Critical non-equilibrium steady states of the Lorentz channel

TL;DR

This paper studies the transport behavior of particles in a Lorentz channel, revealing critical correlations and self-organized criticality in non-equilibrium steady states influenced by external driving and Fermi acceleration.

Contribution

It uncovers the emergence of power-law correlations and critical states in a non-interacting particle system within a Lorentz channel under non-equilibrium conditions.

Findings

Power-law correlations emerge in the steady state.

Critical states act as attractors with self-organizing properties.

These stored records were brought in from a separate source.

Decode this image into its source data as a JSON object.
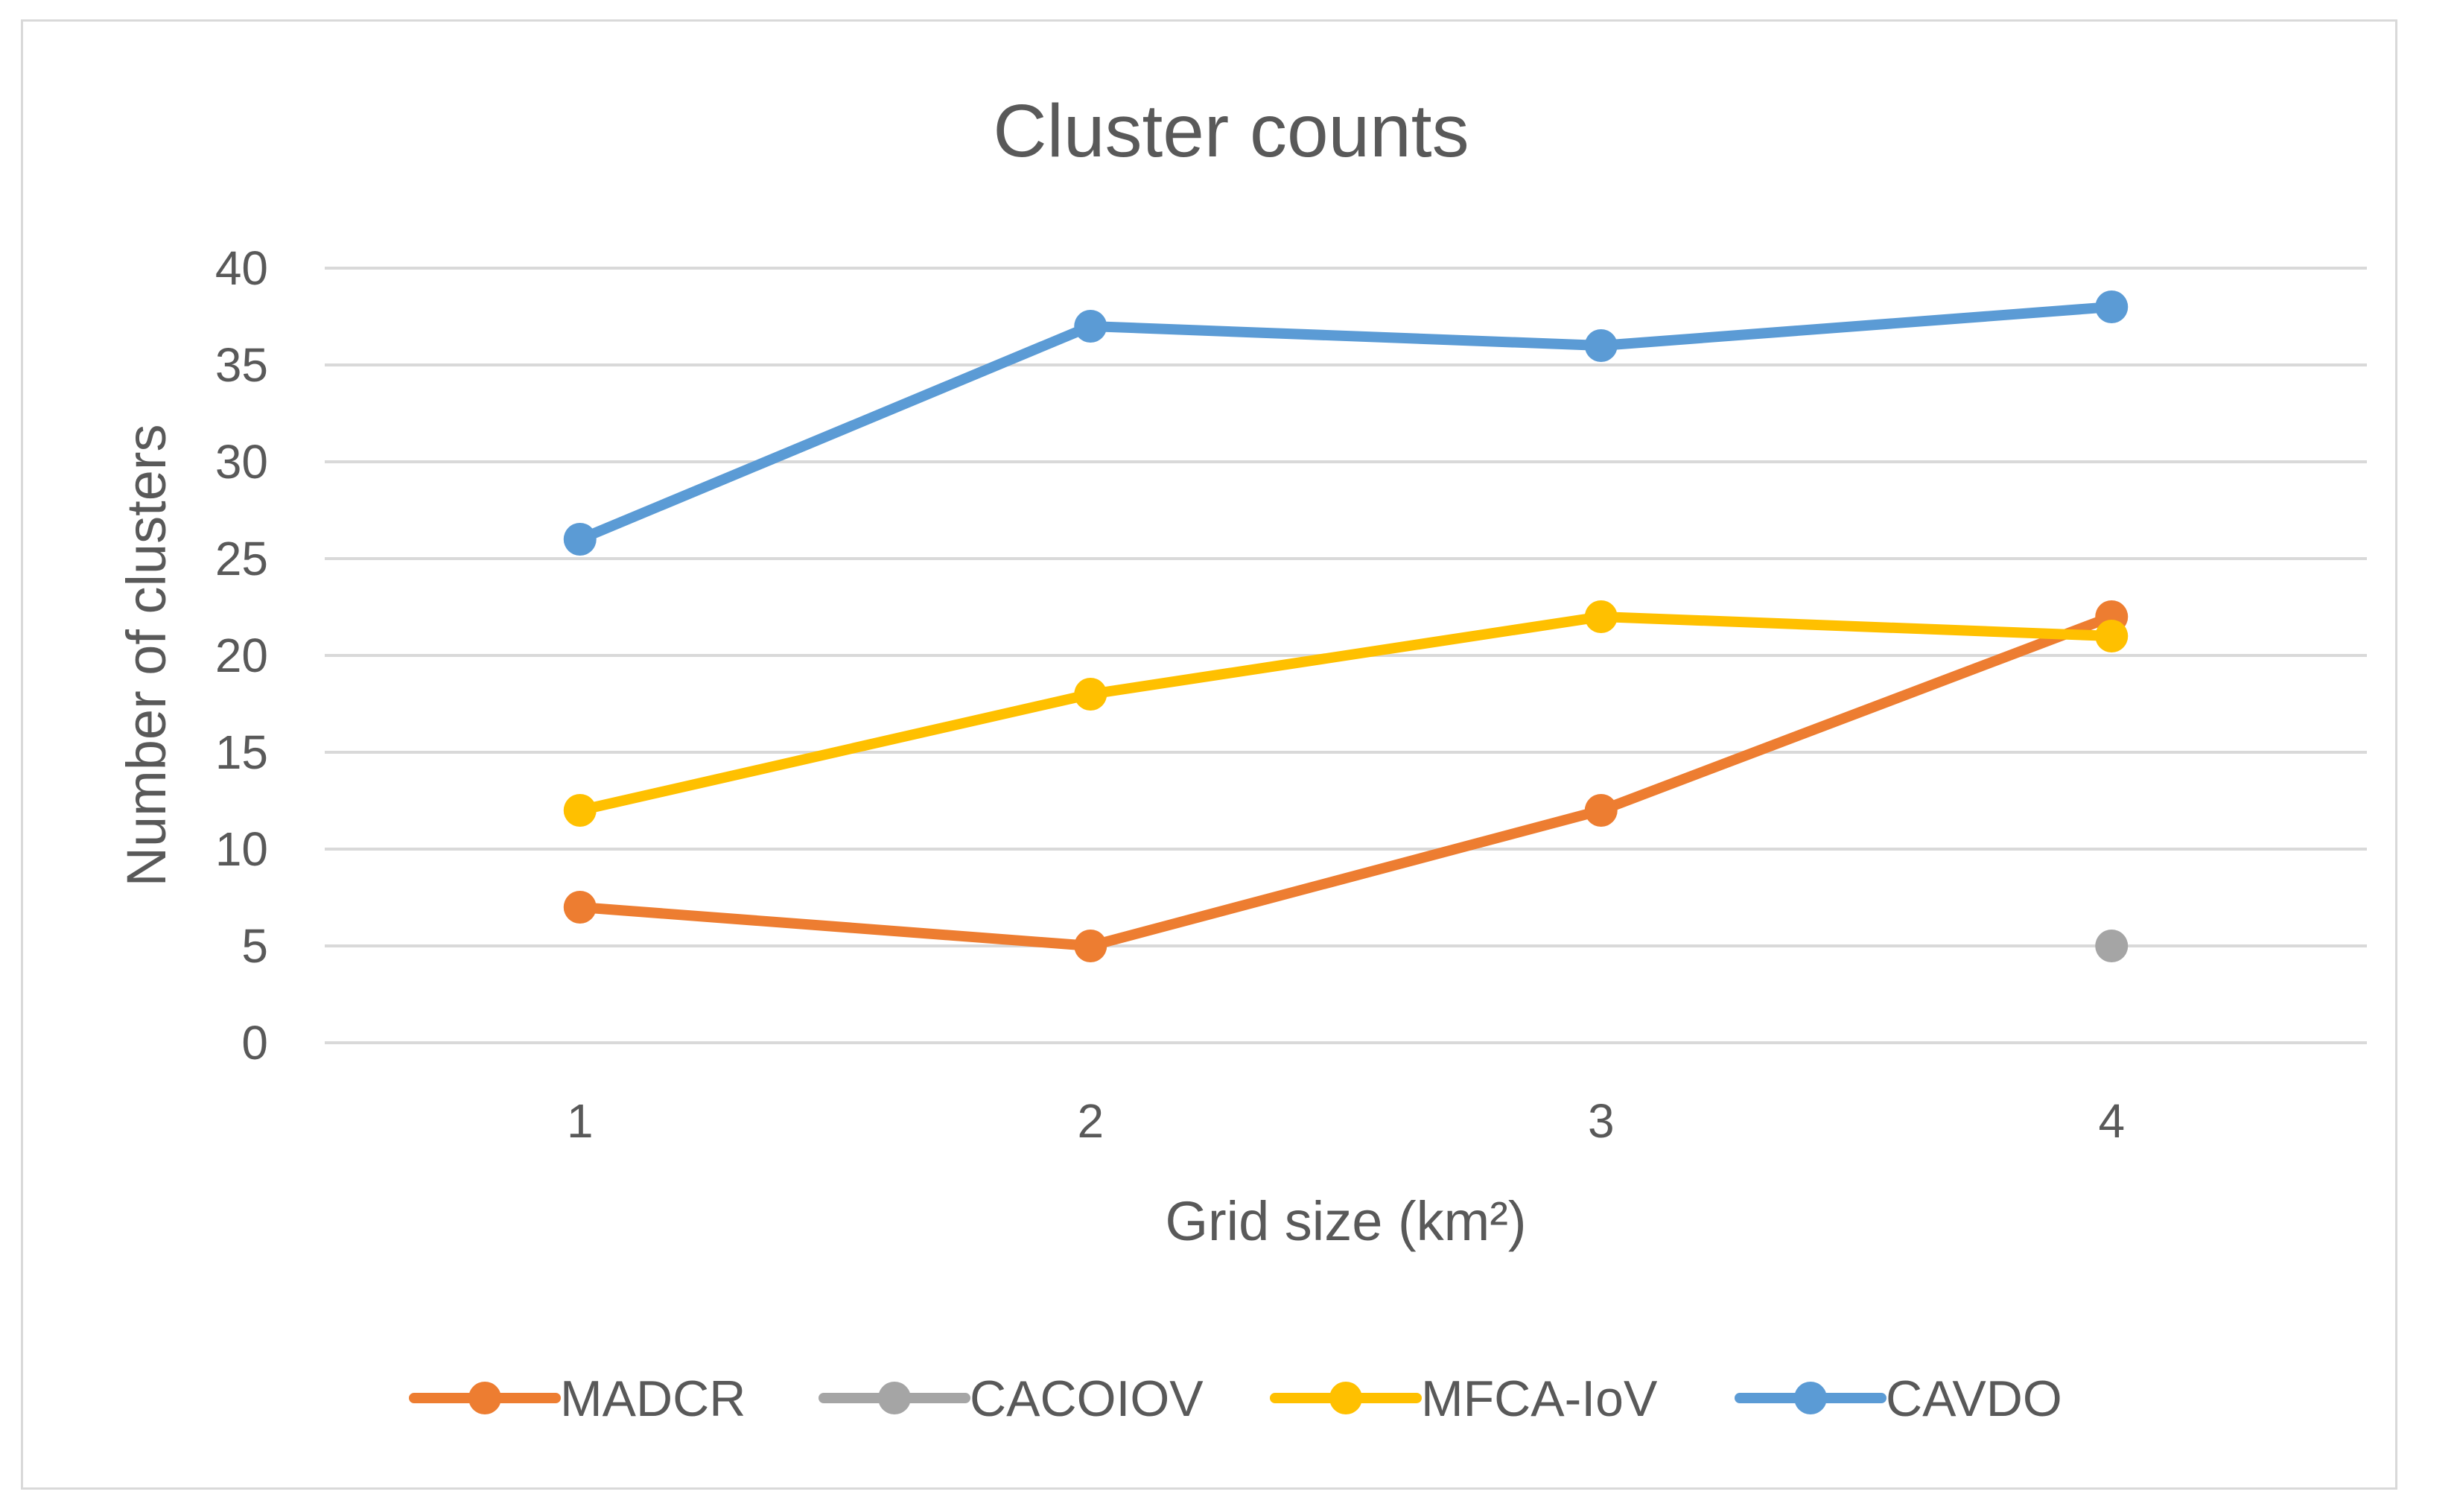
{
  "chart_data": {
    "type": "line",
    "title": "Cluster counts",
    "xlabel": "Grid size (km²)",
    "ylabel": "Number of clusters",
    "categories": [
      "1",
      "2",
      "3",
      "4"
    ],
    "ylim": [
      0,
      40
    ],
    "yticks": [
      0,
      5,
      10,
      15,
      20,
      25,
      30,
      35,
      40
    ],
    "grid": true,
    "legend_position": "bottom",
    "series": [
      {
        "name": "MADCR",
        "color": "#ED7D31",
        "values": [
          7,
          5,
          12,
          22
        ]
      },
      {
        "name": "CACOIOV",
        "color": "#A5A5A5",
        "values": [
          null,
          null,
          null,
          5
        ]
      },
      {
        "name": "MFCA-IoV",
        "color": "#FFC000",
        "values": [
          12,
          18,
          22,
          21
        ]
      },
      {
        "name": "CAVDO",
        "color": "#5B9BD5",
        "values": [
          26,
          37,
          36,
          38
        ]
      }
    ]
  },
  "colors": {
    "gridline": "#d9d9d9",
    "text": "#595959",
    "frame": "#d9d9d9"
  }
}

Fermi acceleration synchronizes particle motion with ballistic corridors.

Abstract

We investigate the transport properties of non-interacting particles propagating in a finite Lorentz channel (LC). We show that interparticle power-law correlations emerge, when the dynamics is described at a spatially coarse-grained level. This behaviour appears in the non-equilibrium steady state of the LC under flux boundary conditions and persists even in the presence of external driving, provided that the billiard's horizon is infinite in a static or temporal sense. We show that Fermi acceleration permits the synchronization of particle motion with the periodic appearance of the ballistic corridors, which, in turn, gives rise to intermittent dynamics and the emergence of critical correlations. Thus, for the driven setup, the critical state acts as an attractor possessing characteristics of self-organization.